Submitted to: FEMS Microbes
Publication Type: Peer Reviewed Journal
Publication Acceptance Date: 1/14/2022
Publication Date: 1/27/2022
Citation: Kerkhof, L.J., Roth, P.A., Deshpande, S.V., Bernhards, C.R., Liem, A.T., Hill, J.M., Haggblom, M.M., Webster, N.S., Ibironke, O., Mirzoyan, S., Polashock, J.J., Sullivan, R.F. 2022. A ribosomal operon database and megablast settings for strain-level resolution of microbiomes. FEMS Microbes.

Interpretive Summary: Current methods to characterize communities of microorganisms in any environment, generally employ analysis of tiny pieces of DNA that are analyzed from the samples. Those tiny pieces of DNA are then compared to those in public databases in an effort to identify the microorganisms from which they originated. Although this method works for identification at the species level of taxonomy, it is inadequate for distinguishing differences between strains within a species. Identification of strain is very important as variation can determine organism function. For example, some strains of bacteria are completely harmless to healthy humans, while others in the same species can cause disease. In an effort to facilitate strain-level identification of microbes, we created a publicly available curated database based on much longer pieces of DNA than those found in other databases. We demonstrated that the database has strain-level resolution from environmental samples as well as simulated microbial communities. In addition, data can be obtained using portable equipment, thus allowing utility in the field. This database is expected to grow over time and will be extremely useful to research scientists, the medical community, and others that require rapid determination of microbial taxonomy to the strain level.
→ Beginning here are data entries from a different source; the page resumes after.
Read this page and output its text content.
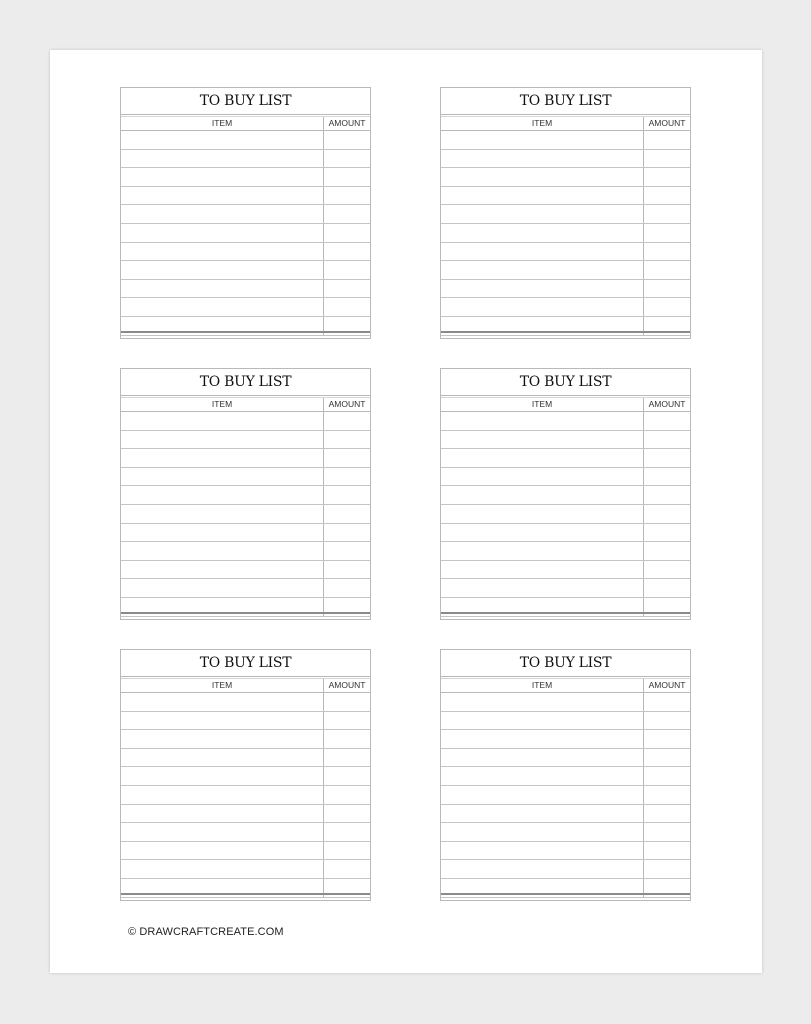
TO BUY LIST
ITEM	AMOUNT
TO BUY LIST
ITEM	AMOUNT
TO BUY LIST
ITEM	AMOUNT
TO BUY LIST
ITEM	AMOUNT
TO BUY LIST
ITEM	AMOUNT
TO BUY LIST
ITEM	AMOUNT
© DRAWCRAFTCREATE.COM
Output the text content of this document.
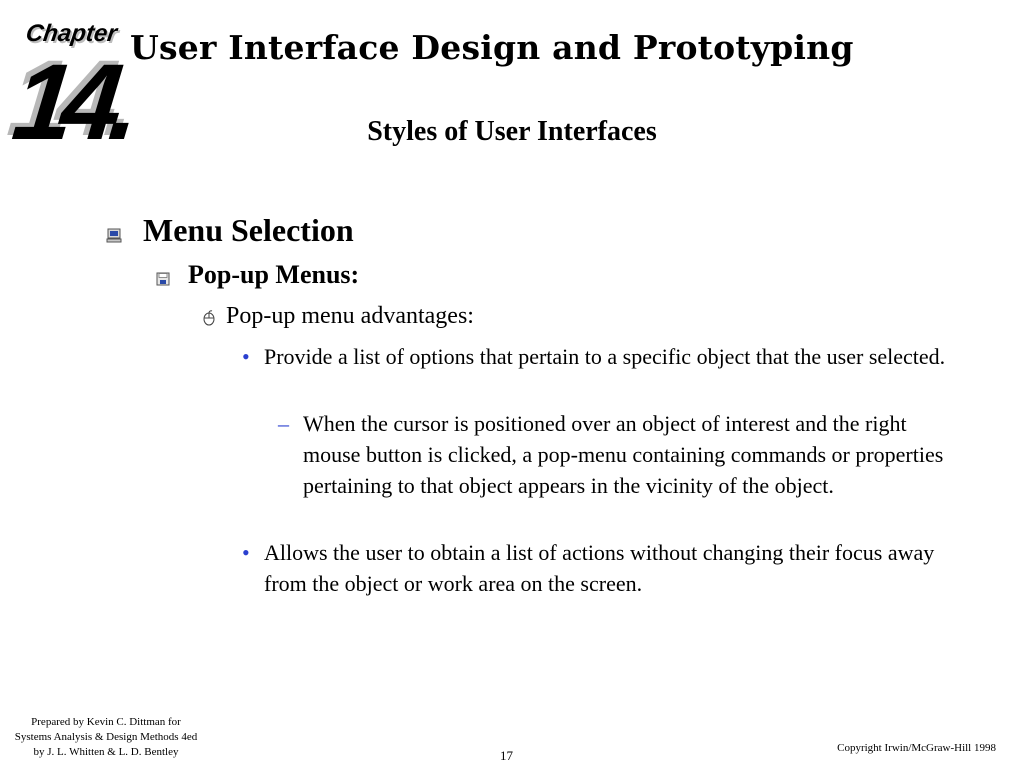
Chapter
14.
User Interface Design and Prototyping
Styles of User Interfaces
Menu Selection
Pop-up Menus:
Pop-up menu advantages:
• Provide a list of options that pertain to a specific object that the user selected.
– When the cursor is positioned over an object of interest and the right mouse button is clicked, a pop-menu containing commands or properties pertaining to that object appears in the vicinity of the object.
• Allows the user to obtain a list of actions without changing their focus away from the object or work area on the screen.
Prepared by Kevin C. Dittman for
Systems Analysis & Design Methods 4ed
by J. L. Whitten & L. D. Bentley	17	Copyright Irwin/McGraw-Hill 1998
Technical Abstract: Current methods to characterize microbial communities generally employ sequencing of select variable regions of the 16S rRNA gene using short reads (< 500 bp) with high sequence accuracy (~ 99%), but affording only limited phylogenetic resolution. One solution is long-read sequencing which allows for the profiling of entire ribosomal operons [16S-ITS-23S rRNA genes] to characterize the microbiome. Unfortunately, the creation of rRNA operon databases has lagged as compared to the 16S, 23S, and ITS regions alone. Here, we describe an rRNA operon database with >300,000 entries, representing >10,000 prokaryotic species and ~150,000 strains. BLAST analysis parameters were identified for strain-level resolution using in silico mutated mock rRNA operon sequences (70–95% identity) from 4 bacterial phyla and 2 members of the Euryarchaeota. Performance testing on a Mac Mini took <0.5–37 seconds per read and strain-level resolution at > 73% identity for all mutated sequences. However, a typical MinION library contains ~50,000 reads and most settings were unmanageable for practical analysis in the field. Therefore, BLAST settings were optimized requiring < 3 secs per read with strain-level resolution for sequences with >84% identity. These settings were tested on sequence libraries generated from a diverse set of habitats: the human respiratory tract, farm/forest soils, and marine sponges (n= 1,322,818 reads). Most reads in this data set yielded best BLAST hits (95 ± 8%). However, only 38–82% of library reads were compatible with strain-level resolution, reflecting the dominance of human/biomedical associated prokaryotic entries in the database. Since the MinION and the Mac Mini are both portable, this study demonstrates the possibility of strain-level microbiome analysis in the field.